There is even a customisation area, where the well-heeled and the industry elite can design their own machines. Again, the Medicis surely would have approved – what is power if not the ability to tailor even your espresso machine to your whims?
Back at Portrait Firenze, coffee is also an event. A punctuation mark in the day, best experienced at Caffè dell’Oro, the hotel’s contemporary Italian café. Here, the espresso is properly sipped, preferably alongside the pastry leaves of a perfect sfogliatella, as rowers glide across the jade-green Arno in the morning light. It is a ritual, an education, and a reminder that in Florence, beauty is not only seen but tasted.
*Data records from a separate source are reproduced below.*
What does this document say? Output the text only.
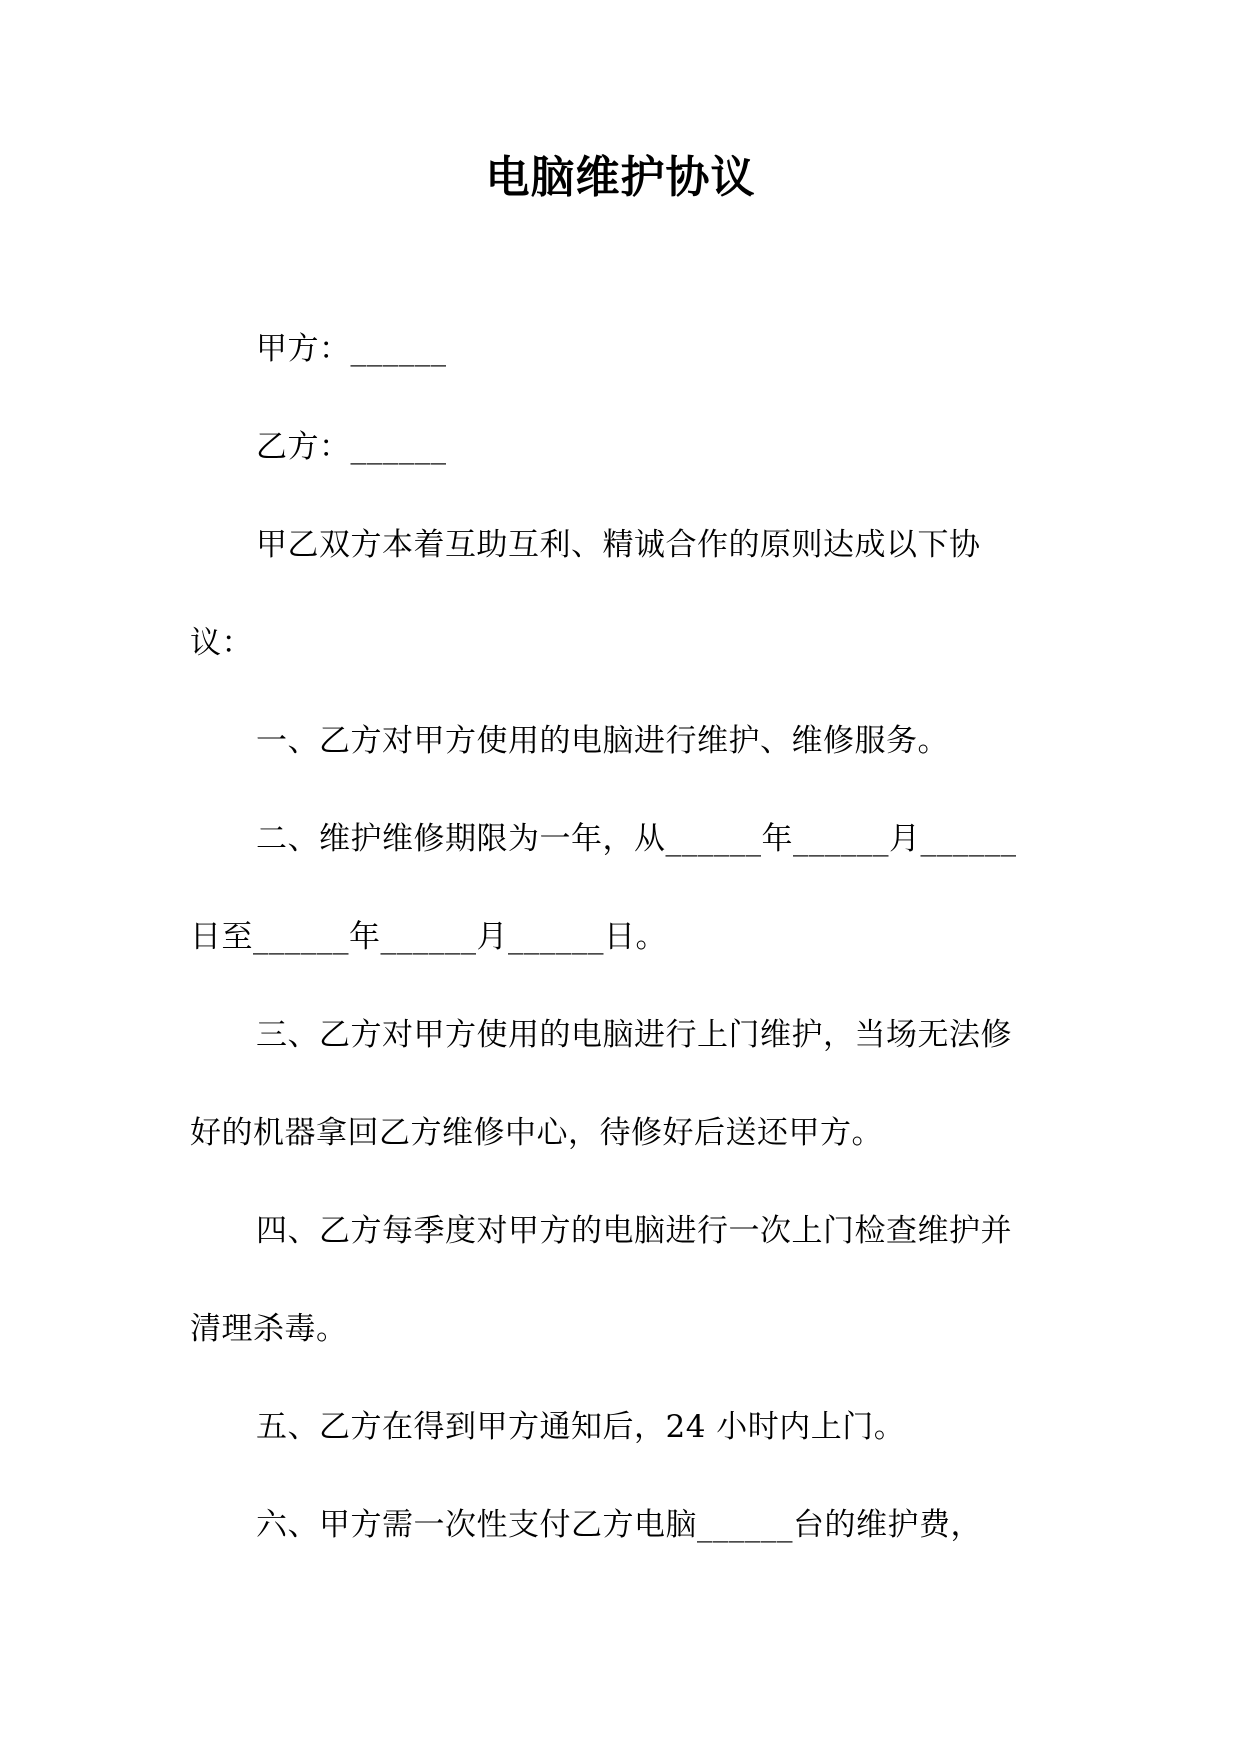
电脑维护协议

甲方：______

乙方：______

甲乙双方本着互助互利、精诚合作的原则达成以下协议：

一、乙方对甲方使用的电脑进行维护、维修服务。

二、维护维修期限为一年，从______年______月______日至______年______月______日。

三、乙方对甲方使用的电脑进行上门维护，当场无法修好的机器拿回乙方维修中心，待修好后送还甲方。

四、乙方每季度对甲方的电脑进行一次上门检查维护并清理杀毒。

五、乙方在得到甲方通知后，24 小时内上门。

六、甲方需一次性支付乙方电脑______台的维护费，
Yes, admire Tuscany’s exquisitely hewn marble structures and its sublime sangioveses and vermentinos, but if you truly wish to understand this city, go to the Accademia del Caffè Espresso. For those who think they know coffee, it proves them wrong. For those who think they don’t care, it changes their mind. And for those who stay at Portrait Firenze, it is yet another way the boutique property brings the cultural heartbeat of the city a little closer to theirs.
We will never think of coffee as just coffee again. But then, this was never just a drink. It was always politics, power and the quiet art of control.